Diese Dreiteilung hat aber wohl ihren Sinn, denn der Autor beschreibt die Erlebnisse des Protagonisten Bodo in drei Zeitabschnitten, den ersten bis zum Kriegsende, den zweiten bis zum Mauerbau und deren Fall, sowie als dritten den komplizierten Integrationsprozess in eine freiheitlich demokratische Rechtsordnung.
Berlin, das bis dahin immer Hauptstadt Deutschlands gewesen war, wurde zu einem politischen Monstrum; die drei Sektoren der Westmächte wurden formal zu einem Bundesland der BRD, während der Ostsektor de facto in Hauptstadt der DDR umgewandelt wurde.
Es gab damals zwei Verwaltungen in Berlin, den Senat und den Magistrat, sowie zwei Währungen nämlich DM und Mark. Das gab es nirgendwo anders auf der Welt und es stellte darum auch besondere Anforderungen an seine Bewohner.
Westberlin wurde zum “Pfahl im Fleische der DDR“, wie es so schön formuliert wurde. Über die offenen Sektorengrenzen verließen die Menschen massenhaft den Machtbereich des “Arbeiter- und Bauern-Staates“, um der staatlichen Gängelei zu entgehen und ein Leben mit demokratischen Freiheiten zu führen.
So oder so ähnlich kennen es die meisten Nichtberliner wohl aus den öffentlichen Medien und durch andere Dokumentationen. Wie viele aber wissen etwas darüber, wie diese großen politischen Ereignisse die Lebensverhältnisse in der Stadt veränderten und die familiären und sonstigen Beziehungen seiner Bewohner beeinflussten?
Da gab es die Wechselstube am Gesundbrunnen, wo man je nach Wechselkurs für DM viel Mark bekam oder umgekehrt viel Mark einzahlen musste und von den Telefonzellen gegenüber, da konnte man sich für Ostgeld in das Westberliner Telefonnetz einwählen.
Die Westberliner nutzten den günstigen Wechselkurs für preiswerte Friseurbesuche, nahmen andere Dienstleistungen in Anspruch, erwarben Konsumgüter oder besuchten kulturelle Einrichtungen in Ostberlin.
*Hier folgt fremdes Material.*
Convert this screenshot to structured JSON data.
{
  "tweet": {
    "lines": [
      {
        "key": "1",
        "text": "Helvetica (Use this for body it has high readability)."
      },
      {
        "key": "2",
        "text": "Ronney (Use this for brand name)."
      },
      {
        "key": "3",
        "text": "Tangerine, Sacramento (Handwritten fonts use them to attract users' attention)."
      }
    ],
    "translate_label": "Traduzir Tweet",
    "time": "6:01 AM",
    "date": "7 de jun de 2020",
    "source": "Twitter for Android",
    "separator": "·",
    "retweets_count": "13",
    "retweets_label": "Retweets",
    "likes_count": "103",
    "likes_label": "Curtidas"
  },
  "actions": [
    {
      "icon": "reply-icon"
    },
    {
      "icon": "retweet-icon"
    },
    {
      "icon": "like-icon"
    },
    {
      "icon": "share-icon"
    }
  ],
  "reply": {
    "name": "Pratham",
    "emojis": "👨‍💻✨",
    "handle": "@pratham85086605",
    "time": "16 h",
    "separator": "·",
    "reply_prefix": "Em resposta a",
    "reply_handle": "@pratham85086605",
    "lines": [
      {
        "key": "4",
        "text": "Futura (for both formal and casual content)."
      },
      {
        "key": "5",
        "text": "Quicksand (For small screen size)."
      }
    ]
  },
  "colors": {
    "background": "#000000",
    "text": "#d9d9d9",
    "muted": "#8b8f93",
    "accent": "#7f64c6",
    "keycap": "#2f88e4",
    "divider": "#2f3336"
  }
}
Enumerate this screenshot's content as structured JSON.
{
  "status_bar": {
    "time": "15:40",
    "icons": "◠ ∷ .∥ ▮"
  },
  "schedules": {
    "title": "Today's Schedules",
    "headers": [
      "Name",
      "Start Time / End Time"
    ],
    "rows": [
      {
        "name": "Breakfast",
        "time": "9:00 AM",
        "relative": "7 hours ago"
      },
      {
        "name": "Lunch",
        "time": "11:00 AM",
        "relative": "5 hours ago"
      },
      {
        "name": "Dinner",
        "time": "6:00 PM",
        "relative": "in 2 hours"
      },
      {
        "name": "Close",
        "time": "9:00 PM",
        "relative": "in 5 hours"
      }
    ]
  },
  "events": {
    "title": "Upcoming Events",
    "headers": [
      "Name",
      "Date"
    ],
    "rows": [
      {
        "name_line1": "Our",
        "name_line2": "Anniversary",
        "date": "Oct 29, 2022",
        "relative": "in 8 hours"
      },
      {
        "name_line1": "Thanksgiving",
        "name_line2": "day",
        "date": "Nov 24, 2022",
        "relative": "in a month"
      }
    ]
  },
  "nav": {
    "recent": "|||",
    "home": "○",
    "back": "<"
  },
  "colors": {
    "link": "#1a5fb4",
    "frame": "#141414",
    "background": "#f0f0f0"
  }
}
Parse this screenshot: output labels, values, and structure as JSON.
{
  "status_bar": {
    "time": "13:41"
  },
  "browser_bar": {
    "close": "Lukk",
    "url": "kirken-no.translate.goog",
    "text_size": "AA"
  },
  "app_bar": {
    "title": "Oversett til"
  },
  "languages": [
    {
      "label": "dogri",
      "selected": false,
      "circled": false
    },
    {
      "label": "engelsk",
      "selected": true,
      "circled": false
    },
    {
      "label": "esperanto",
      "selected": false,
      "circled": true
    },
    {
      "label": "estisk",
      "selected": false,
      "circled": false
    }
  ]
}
Den Ostberlinern wurden für kulturelle Einrichtungen in Westberlin Preisnachlässe gewährt, aber für die begehrten, modischen Konsumartikel, mussten sie tief in die Tasche greifen.
Dann kam der 13. August 1961 und aus einer Stadt mit ihren engen familiären und sonstigen Bindungen und Beziehungen, wurden über Nacht zwei Städte, die nur durch eine Mauer getrennt, für ihre Bewohner aber Lichtjahre entfernt waren.
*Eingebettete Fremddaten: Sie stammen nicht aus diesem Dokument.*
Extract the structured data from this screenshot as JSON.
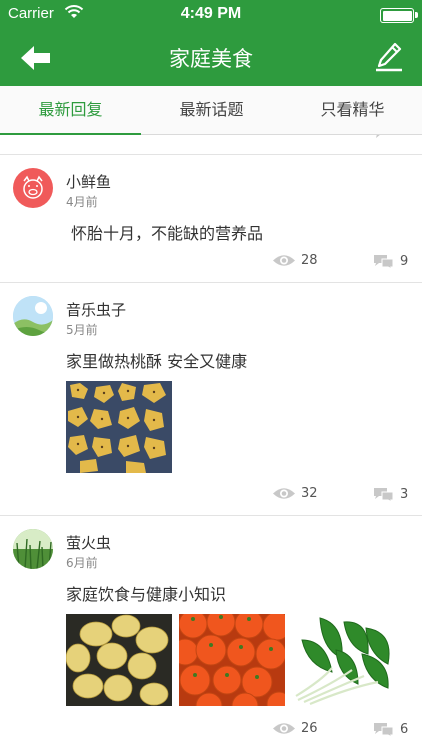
{
  "status": {
    "carrier": "Carrier",
    "time": "4:49 PM"
  },
  "nav": {
    "title": "家庭美食"
  },
  "tabs": [
    {
      "label": "最新回复",
      "active": true
    },
    {
      "label": "最新话题",
      "active": false
    },
    {
      "label": "只看精华",
      "active": false
    }
  ],
  "posts": [
    {
      "user": "小鲜鱼",
      "time": "4月前",
      "title": "怀胎十月，不能缺的营养品",
      "views": "28",
      "comments": "9"
    },
    {
      "user": "音乐虫子",
      "time": "5月前",
      "title": "家里做热桃酥  安全又健康",
      "views": "32",
      "comments": "3"
    },
    {
      "user": "萤火虫",
      "time": "6月前",
      "title": "家庭饮食与健康小知识",
      "views": "26",
      "comments": "6"
    }
  ],
  "colors": {
    "accent": "#2e9b3e",
    "avatar_red": "#f05a5a"
  },
  "icons": [
    "back-arrow-icon",
    "edit-pencil-icon",
    "eye-icon",
    "comment-bubble-icon",
    "wifi-icon",
    "battery-icon"
  ]
}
Von da ab wurde viel über die Sonderrolle der Westberliner berichtet, die nun in einer Enklave lebten und den Schikanen an den Grenzübergängen ausgesetzt waren.
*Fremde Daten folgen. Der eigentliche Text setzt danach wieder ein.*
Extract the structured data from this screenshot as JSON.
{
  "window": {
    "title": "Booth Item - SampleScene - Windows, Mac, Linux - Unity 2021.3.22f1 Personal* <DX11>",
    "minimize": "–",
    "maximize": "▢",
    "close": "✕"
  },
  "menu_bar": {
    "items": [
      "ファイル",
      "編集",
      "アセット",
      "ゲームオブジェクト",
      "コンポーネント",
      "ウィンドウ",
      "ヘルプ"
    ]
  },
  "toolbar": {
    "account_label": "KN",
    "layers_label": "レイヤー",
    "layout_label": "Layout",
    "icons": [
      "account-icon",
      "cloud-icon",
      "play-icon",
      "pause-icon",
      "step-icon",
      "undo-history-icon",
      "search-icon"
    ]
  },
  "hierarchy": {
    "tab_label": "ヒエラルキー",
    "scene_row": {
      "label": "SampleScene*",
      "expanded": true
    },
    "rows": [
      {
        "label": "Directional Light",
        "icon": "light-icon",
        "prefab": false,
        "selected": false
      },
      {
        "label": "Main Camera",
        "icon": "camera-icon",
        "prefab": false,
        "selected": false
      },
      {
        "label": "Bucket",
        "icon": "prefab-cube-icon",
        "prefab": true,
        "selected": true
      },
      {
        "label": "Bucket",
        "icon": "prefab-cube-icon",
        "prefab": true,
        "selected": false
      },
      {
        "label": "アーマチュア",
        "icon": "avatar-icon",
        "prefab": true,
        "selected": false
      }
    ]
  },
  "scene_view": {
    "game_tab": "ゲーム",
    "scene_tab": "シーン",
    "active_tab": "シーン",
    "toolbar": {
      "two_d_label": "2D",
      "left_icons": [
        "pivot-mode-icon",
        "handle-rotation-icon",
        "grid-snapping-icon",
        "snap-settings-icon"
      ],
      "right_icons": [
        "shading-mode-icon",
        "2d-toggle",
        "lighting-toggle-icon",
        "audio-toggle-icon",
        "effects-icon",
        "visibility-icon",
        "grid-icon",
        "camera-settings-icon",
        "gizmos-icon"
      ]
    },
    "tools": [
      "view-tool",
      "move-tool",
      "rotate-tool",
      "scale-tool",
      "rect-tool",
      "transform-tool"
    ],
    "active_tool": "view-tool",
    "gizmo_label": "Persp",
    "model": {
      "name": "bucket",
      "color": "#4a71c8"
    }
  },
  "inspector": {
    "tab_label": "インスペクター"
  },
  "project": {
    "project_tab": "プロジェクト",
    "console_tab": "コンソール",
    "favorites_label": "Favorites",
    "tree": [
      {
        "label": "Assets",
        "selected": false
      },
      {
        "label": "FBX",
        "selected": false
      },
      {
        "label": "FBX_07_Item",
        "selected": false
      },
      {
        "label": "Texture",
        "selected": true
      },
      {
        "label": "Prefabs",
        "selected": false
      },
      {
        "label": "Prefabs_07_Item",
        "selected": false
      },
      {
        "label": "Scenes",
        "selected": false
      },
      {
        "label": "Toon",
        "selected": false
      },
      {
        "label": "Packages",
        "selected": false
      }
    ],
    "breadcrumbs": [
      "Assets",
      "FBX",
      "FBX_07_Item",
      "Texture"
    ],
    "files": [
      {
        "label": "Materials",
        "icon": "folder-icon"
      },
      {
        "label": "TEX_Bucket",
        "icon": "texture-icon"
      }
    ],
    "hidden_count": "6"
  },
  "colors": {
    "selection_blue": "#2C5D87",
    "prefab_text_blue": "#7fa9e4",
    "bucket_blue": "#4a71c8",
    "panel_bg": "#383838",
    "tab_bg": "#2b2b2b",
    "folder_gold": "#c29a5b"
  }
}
Wie sich die Ostberliner an diese neue, einschränkende Situation anpassen mussten, darüber ist wenig bekannt geworden.
Da ich wahrscheinlich der Generation des Autors angehöre und auch gebürtiger Ostberliner bin, bin ich wieder an vieles erinnert worden.
Von Vorteil ist, dass der Autor nicht Geschehnisse beschreibt, sondern durch Dialoge und Handlungen fiktiver oder realer Personen die relevanten Alltagsabläufe darstellt; beim Lesen sollte man sich also nicht auf jeden Namen konzentrieren, sondern auf das, was durch die Personen ausgesagt werden soll im beruflichen oder persönlichen Umfeld des Protagonisten Bodo.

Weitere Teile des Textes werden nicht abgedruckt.